Abb. 9 Blütenstände von Reseda lutea an einem Waldsaum auf der Rheinbrohler Ley, 23.06.2018, 189 m, 50° 29' 08 N, 07° 20' 26 O Abb. 10 Hübscher Bestand der Reseda lutea. Hier handelt es sich um eine Ausaat im Zuge der Renaturierung am Tippelsberg, Bochum, 150 m, 51° 30' 25 N, 07° 13' 37 O, 07.07.2017

Abb. 11 Aufrechte Früchte von Reseda lutea am Tippelsberg, Bochum, 150 m, 51° 30' 25 N, 07° 13' 37 O, 23.09.2017 Abb. 12 Blüten der Reseda lutea am Tippelsberg, Bochum, 150 m, 51° 30' 25 N, 07° 13' 37 O, 23.09.2017


Der Gattungsname Reseda L. leitet sich ab von lat. "resedare" (= lindern, stillen), nach der Heilwirkung der Pflanzen. Das Epitheton lutea stammt von lat. "luteus" (= gelb) und bezieht sich auf die Farbe der Blüten.

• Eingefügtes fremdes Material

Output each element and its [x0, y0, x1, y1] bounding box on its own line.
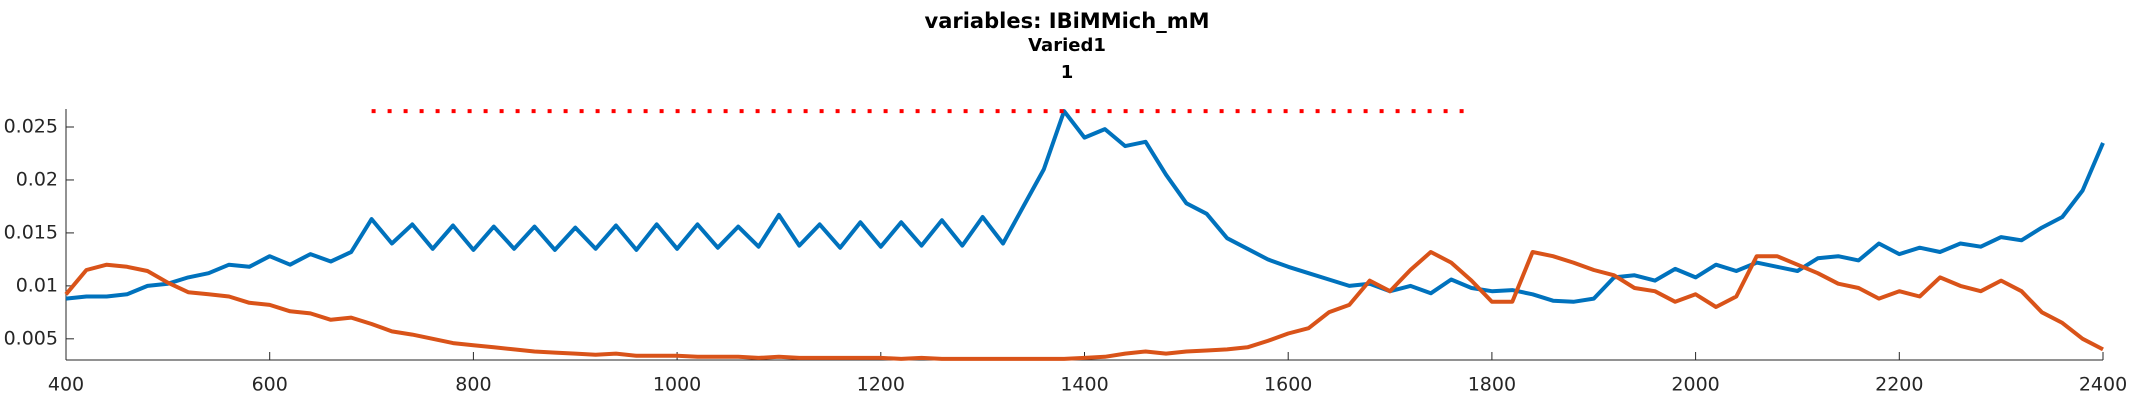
- series-line: [64, 250, 2104, 361]
- y-tick-label: 0.025: [4, 116, 58, 138]
- x-tick-label: 1800: [1468, 374, 1516, 396]
- x-tick-label: 1600: [1264, 374, 1312, 396]
- x-tick-label: 600: [252, 374, 288, 396]
- x-tick-label: 400: [48, 374, 84, 396]
- chart-subtitle: 1: [1061, 62, 1074, 83]
- chart-title: variables: IBiMMich_mM: [925, 9, 1210, 33]
- y-tick-label: 0.02: [16, 168, 58, 190]
- y-tick-label: 0.01: [16, 274, 58, 296]
- x-tick-label: 2200: [1875, 374, 1923, 396]
- x-tick-label: 1000: [653, 374, 701, 396]
- chart-subtitle: Varied1: [1028, 35, 1106, 56]
- x-tick-label: 800: [455, 374, 491, 396]
- x-tick-label: 1400: [1060, 374, 1108, 396]
- series-line: [65, 109, 2105, 304]
- y-tick-label: 0.005: [4, 327, 58, 349]
- y-tick-label: 0.015: [4, 221, 58, 243]
- x-tick-label: 2000: [1671, 374, 1719, 396]
- x-tick-label: 1200: [857, 374, 905, 396]
- x-tick-label: 2400: [2079, 374, 2127, 396]
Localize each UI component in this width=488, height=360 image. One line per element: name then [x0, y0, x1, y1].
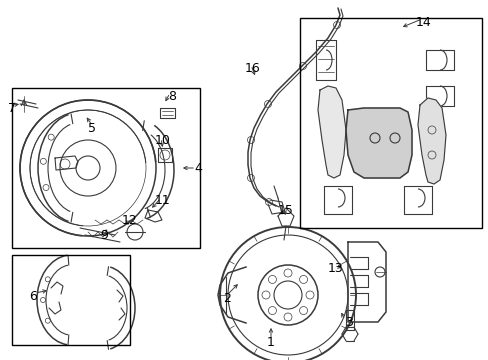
Polygon shape: [317, 86, 346, 178]
Text: 12: 12: [122, 213, 138, 226]
Text: 11: 11: [155, 194, 170, 207]
Bar: [299, 18, 481, 228]
Text: 3: 3: [345, 315, 352, 328]
Text: 2: 2: [223, 292, 230, 305]
Text: 13: 13: [327, 261, 343, 274]
Text: 14: 14: [415, 15, 431, 28]
Text: 16: 16: [244, 62, 260, 75]
Text: 9: 9: [100, 229, 108, 242]
Text: 4: 4: [194, 162, 202, 175]
Text: 10: 10: [155, 134, 171, 147]
Text: 8: 8: [168, 90, 176, 103]
Polygon shape: [417, 98, 445, 184]
Text: 7: 7: [8, 102, 16, 114]
Text: 1: 1: [266, 337, 274, 350]
Bar: [12, 88, 200, 248]
Text: 15: 15: [278, 203, 293, 216]
Text: 6: 6: [29, 289, 37, 302]
Text: 5: 5: [88, 122, 96, 135]
Bar: [12, 255, 130, 345]
Polygon shape: [346, 108, 411, 178]
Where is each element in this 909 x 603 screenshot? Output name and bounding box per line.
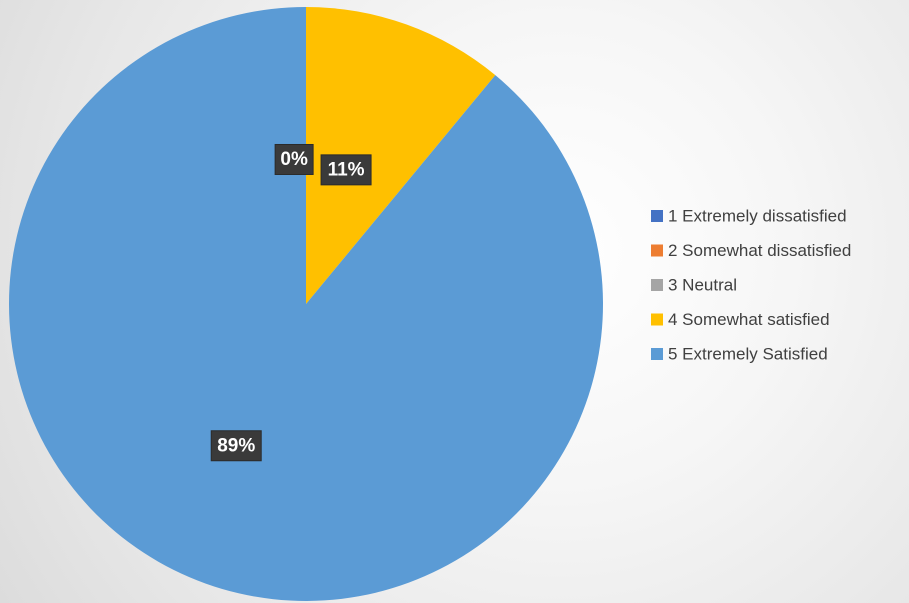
data-label-4: 11%	[320, 154, 372, 186]
legend-label-1: 1 Extremely dissatisfied	[668, 207, 847, 226]
data-label-text-5: 89%	[217, 435, 255, 456]
legend-swatch-5	[651, 348, 663, 360]
legend-item-1: 1 Extremely dissatisfied	[651, 207, 847, 226]
pie-slices	[8, 7, 603, 602]
legend-item-3: 3 Neutral	[651, 276, 737, 295]
data-label-text-1: 0%	[280, 149, 308, 170]
legend-label-3: 3 Neutral	[668, 276, 737, 295]
legend: 1 Extremely dissatisfied 2 Somewhat dissa…	[651, 207, 851, 364]
legend-swatch-1	[651, 210, 663, 222]
legend-item-2: 2 Somewhat dissatisfied	[651, 241, 851, 260]
legend-label-2: 2 Somewhat dissatisfied	[668, 241, 851, 260]
legend-swatch-2	[651, 244, 663, 257]
legend-item-4: 4 Somewhat satisfied	[651, 310, 830, 329]
pie-slice-4	[306, 7, 496, 304]
legend-swatch-3	[651, 279, 663, 291]
data-label-5: 89%	[210, 430, 262, 462]
data-label-box-4	[320, 154, 372, 186]
legend-label-4: 4 Somewhat satisfied	[668, 310, 830, 329]
legend-item-5: 5 Extremely Satisfied	[651, 345, 828, 364]
data-label-1: 0%	[274, 143, 314, 175]
data-label-box-5	[210, 430, 262, 462]
data-label-text-4: 11%	[328, 159, 365, 180]
pie-slice-5	[8, 7, 603, 602]
legend-label-5: 5 Extremely Satisfied	[668, 345, 828, 364]
data-label-box-1	[274, 143, 314, 175]
data-labels: 0% 11% 89%	[210, 143, 372, 462]
legend-swatch-4	[651, 313, 663, 326]
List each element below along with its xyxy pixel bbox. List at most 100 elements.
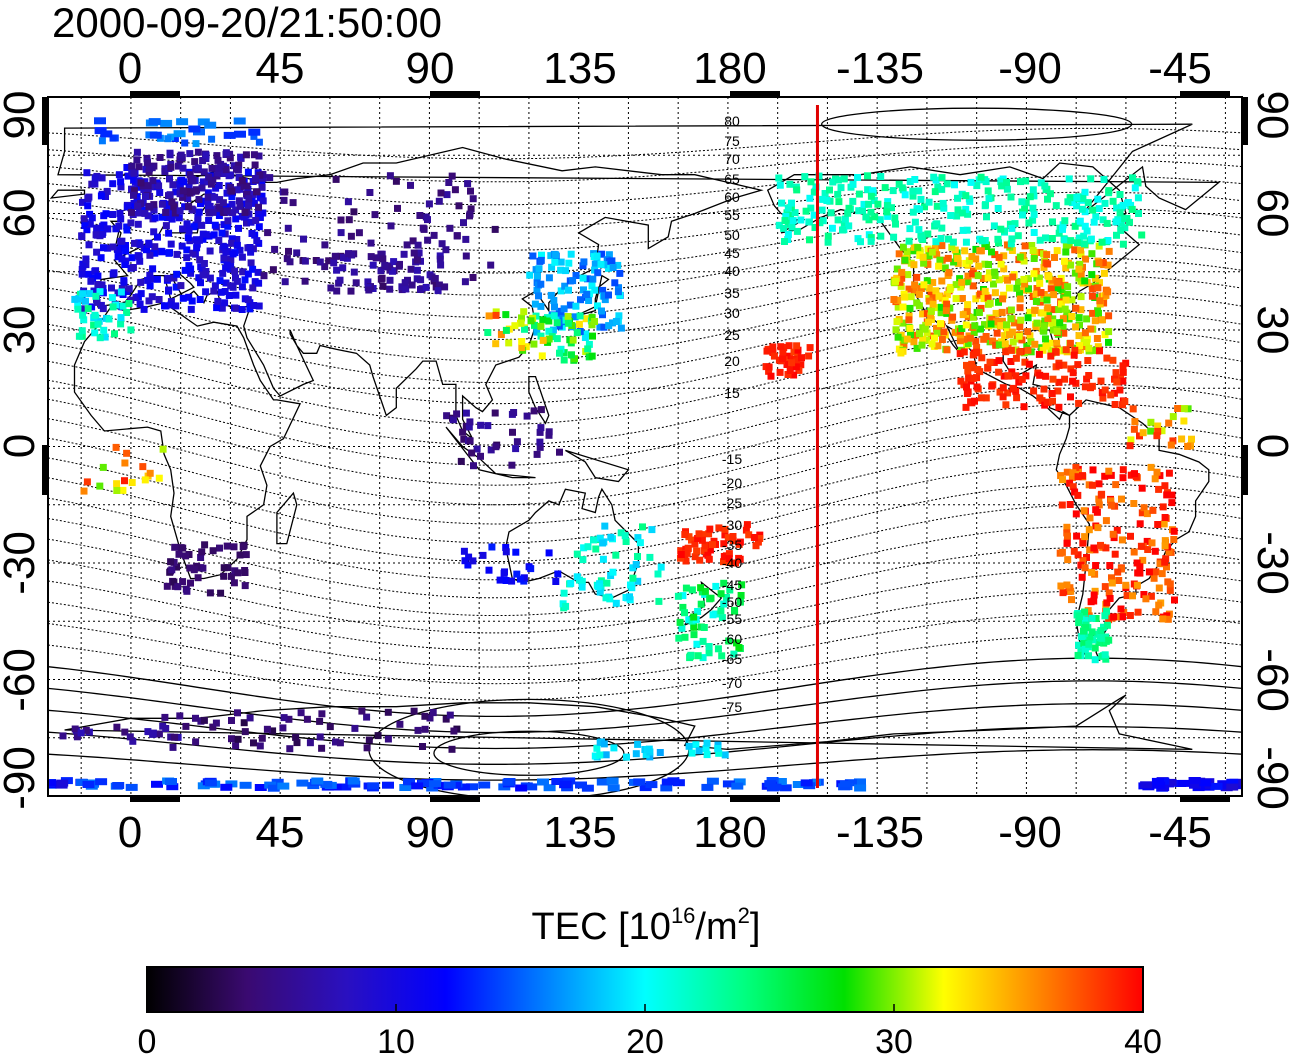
tec-cell [928, 340, 936, 348]
tec-cell [228, 187, 236, 195]
tec-cell [701, 587, 709, 595]
tec-cell [963, 226, 971, 234]
tec-cell [1122, 581, 1130, 589]
tec-cell [466, 783, 478, 791]
tec-cell [660, 784, 673, 792]
tec-cell [1081, 329, 1089, 337]
tec-cell [938, 277, 946, 285]
tec-cell [1105, 338, 1112, 346]
tec-cell [554, 570, 562, 578]
tec-cell [209, 208, 217, 216]
tec-cell [876, 216, 884, 224]
tec-cell [725, 637, 733, 645]
tec-cell [530, 407, 538, 415]
tec-cell [1105, 312, 1113, 320]
tec-cell [1062, 346, 1070, 354]
tec-cell [254, 210, 262, 218]
tec-cell [1140, 781, 1153, 789]
tec-cell [700, 624, 708, 631]
tec-cell [1087, 384, 1094, 392]
tec-cell [1013, 284, 1021, 292]
tec-cell [1161, 558, 1169, 566]
tec-cell [228, 235, 236, 243]
tec-cell [163, 582, 171, 590]
tec-cell [280, 196, 288, 204]
tec-cell [421, 725, 429, 733]
tec-cell [1102, 655, 1110, 663]
tec-cell [994, 235, 1002, 243]
tec-cell [164, 214, 172, 222]
tec-cell [1161, 514, 1169, 521]
tec-cell [883, 208, 891, 216]
tec-cell [537, 406, 545, 414]
tec-cell [972, 338, 980, 346]
tec-cell [988, 382, 996, 390]
tec-cell [855, 207, 863, 215]
tec-cell [523, 412, 531, 420]
lon-tick-top: 45 [256, 44, 305, 93]
tec-cell [906, 225, 914, 233]
tec-cell [84, 305, 92, 313]
tec-cell [1016, 290, 1023, 298]
tec-cell [465, 553, 473, 561]
tec-cell [1099, 316, 1106, 324]
tec-cell [211, 282, 219, 290]
tec-cell [605, 291, 612, 299]
indonesia-coast [445, 426, 536, 479]
tec-cell [1052, 348, 1060, 356]
tec-cell [1119, 474, 1127, 482]
lon-tick-top: -90 [998, 44, 1062, 93]
tec-cell [584, 543, 592, 551]
tec-cell [99, 463, 107, 471]
tec-cell [1031, 306, 1039, 314]
contour-label: 60 [724, 189, 740, 205]
tec-cell [246, 714, 254, 722]
tec-cell [1156, 560, 1164, 568]
lon-tick-top: -135 [836, 44, 924, 93]
tec-cell [1147, 427, 1155, 435]
tec-cell [1096, 634, 1104, 642]
tec-cell [1012, 354, 1020, 362]
tec-cell [197, 554, 205, 561]
tec-cell [235, 197, 243, 205]
tec-cell [386, 172, 394, 180]
tec-cell [952, 281, 960, 289]
tec-cell [897, 282, 905, 290]
tec-cell [178, 176, 186, 184]
tec-cell [165, 229, 173, 237]
contour-label: 70 [724, 151, 740, 167]
tec-cell [1036, 249, 1044, 256]
tec-cell [1108, 574, 1115, 582]
tec-cell [127, 219, 135, 227]
tec-cell [915, 226, 923, 234]
tec-cell [280, 714, 288, 722]
tec-cell [1018, 375, 1026, 383]
tec-cell [560, 305, 568, 313]
tec-cell [1088, 250, 1096, 258]
tec-cell [964, 301, 972, 309]
tec-cell [437, 189, 445, 197]
tec-cell [756, 535, 764, 542]
tec-cell [695, 747, 703, 755]
tec-cell [1131, 418, 1139, 426]
tec-cell [241, 728, 249, 736]
tec-cell [807, 178, 815, 186]
tec-cell [1046, 339, 1054, 347]
tec-cell [679, 592, 687, 600]
tec-cell [605, 322, 613, 330]
tec-cell [980, 335, 988, 343]
tec-cell [256, 214, 264, 221]
tec-cell [962, 403, 970, 411]
tec-cell [1083, 375, 1091, 383]
tec-cell [1068, 199, 1076, 207]
tec-cell [326, 723, 334, 731]
tec-cell [909, 208, 917, 216]
tec-cell [129, 264, 137, 271]
tec-cell [120, 278, 128, 286]
tec-cell [189, 249, 197, 257]
tec-cell [80, 487, 88, 495]
tec-cell [172, 188, 180, 196]
tec-cell [1064, 198, 1072, 206]
tec-cell [1085, 640, 1093, 648]
tec-cell [884, 198, 892, 206]
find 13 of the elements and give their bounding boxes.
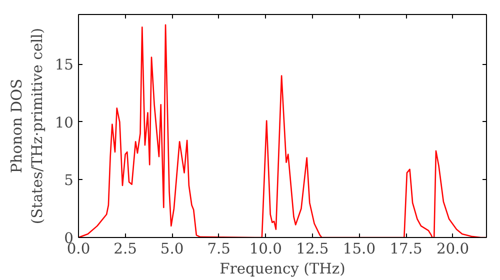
y-axis-title: Phonon DOS (States/THz·primitive cell) xyxy=(8,28,46,224)
x-tick-label: 5.0 xyxy=(160,240,184,258)
x-tick-label: 10.0 xyxy=(249,240,282,258)
x-tick-label: 17.5 xyxy=(390,240,422,258)
y-tick-label: 15 xyxy=(54,56,74,74)
x-axis-title: Frequency (THz) xyxy=(220,260,346,278)
x-tick-label: 2.5 xyxy=(114,240,137,258)
x-tick-label: 7.5 xyxy=(207,240,231,258)
y-tick-label: 10 xyxy=(54,114,74,132)
x-tick-label: 12.5 xyxy=(296,240,329,258)
x-tick-label: 20.0 xyxy=(436,240,470,258)
y-tick-label: 5 xyxy=(64,172,74,190)
x-tick-label: 15.0 xyxy=(342,240,376,258)
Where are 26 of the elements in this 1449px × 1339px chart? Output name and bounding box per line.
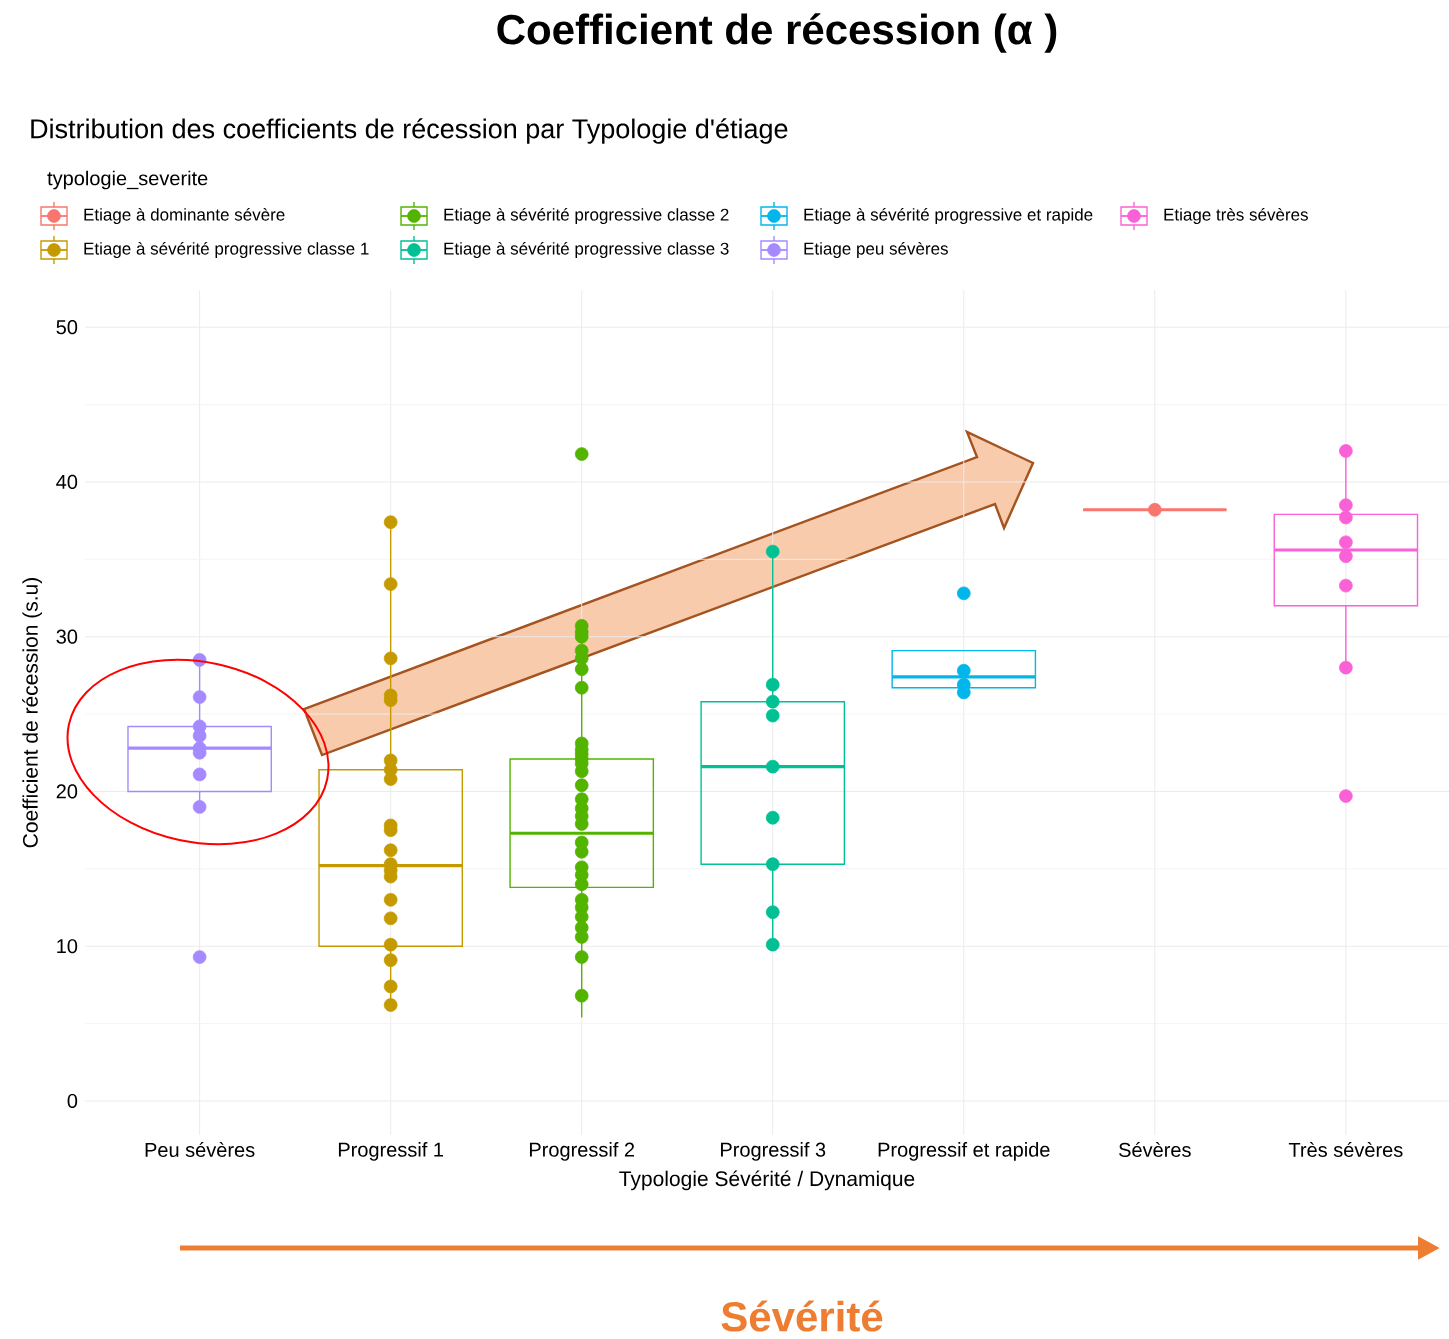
legend-title: typologie_severite xyxy=(47,170,208,190)
y-tick-label: 20 xyxy=(56,784,78,799)
chart-subtitle: Distribution des coefficients de récession par Typologie d'étiage xyxy=(31,118,788,144)
x-tick-label: Progressif et rapide xyxy=(878,1142,1050,1161)
y-tick-label: 50 xyxy=(56,320,78,335)
legend-label: Etiage très sévères xyxy=(1164,207,1308,225)
x-tick-label: Progressif 1 xyxy=(338,1142,444,1161)
y-tick-label: 30 xyxy=(56,629,78,644)
legend-label: Etiage à sévérité progressive classe 2 xyxy=(444,207,729,225)
legend-label: Etiage peu sévères xyxy=(804,241,948,259)
legend-label: Etiage à dominante sévère xyxy=(84,207,285,225)
x-tick-label: Très sévères xyxy=(1288,1142,1403,1157)
legend-label: Etiage à sévérité progressive classe 3 xyxy=(444,241,729,259)
y-tick-label: 0 xyxy=(67,1093,78,1109)
legend-label: Etiage à sévérité progressive classe 1 xyxy=(84,241,369,259)
chart-title: Coefficient de récession (α ) xyxy=(497,13,1057,53)
y-tick-label: 10 xyxy=(57,939,78,954)
x-tick-label: Progressif 3 xyxy=(721,1142,826,1161)
x-axis-title: Typologie Sévérité / Dynamique xyxy=(619,1170,915,1191)
y-axis-title: Coefficient de récession (s.u) xyxy=(22,578,42,848)
legend-label: Etiage à sévérité progressive et rapide xyxy=(804,207,1093,225)
x-tick-label: Peu sévères xyxy=(145,1142,255,1157)
x-tick-label: Progressif 2 xyxy=(529,1142,635,1161)
y-tick-label: 40 xyxy=(56,474,78,489)
x-tick-label: Sévères xyxy=(1119,1142,1191,1157)
text: Sévérité xyxy=(721,1300,883,1332)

Für trockene, sonnige Stellen im Garten ist Reseda lutea sehr gut als Sommerblüher geeignet. Die Pflanzen bevorzugen neutrale bis kalkhaltige Böden.

Referenzen
Genaust, H. 2012: Etymologisches Wörterbuch der botanischen Pflanzennamen. – Nikol-Verlag, Hamburg, 701 S.
Haeupler, H. & Muer, T. 2007: Bildatlas der Farn- und Blütenpflanzen Deutschlands. – Ulmer-Verlag, Stuttgart, 789 S.
Jäger, E. J. 2011: Rothmaler, Exkursionsflora von Deutschland. Gefäßpflanzen: Grundband. – Spektrum Akademischer Verlag, Heidelberg, 930 S.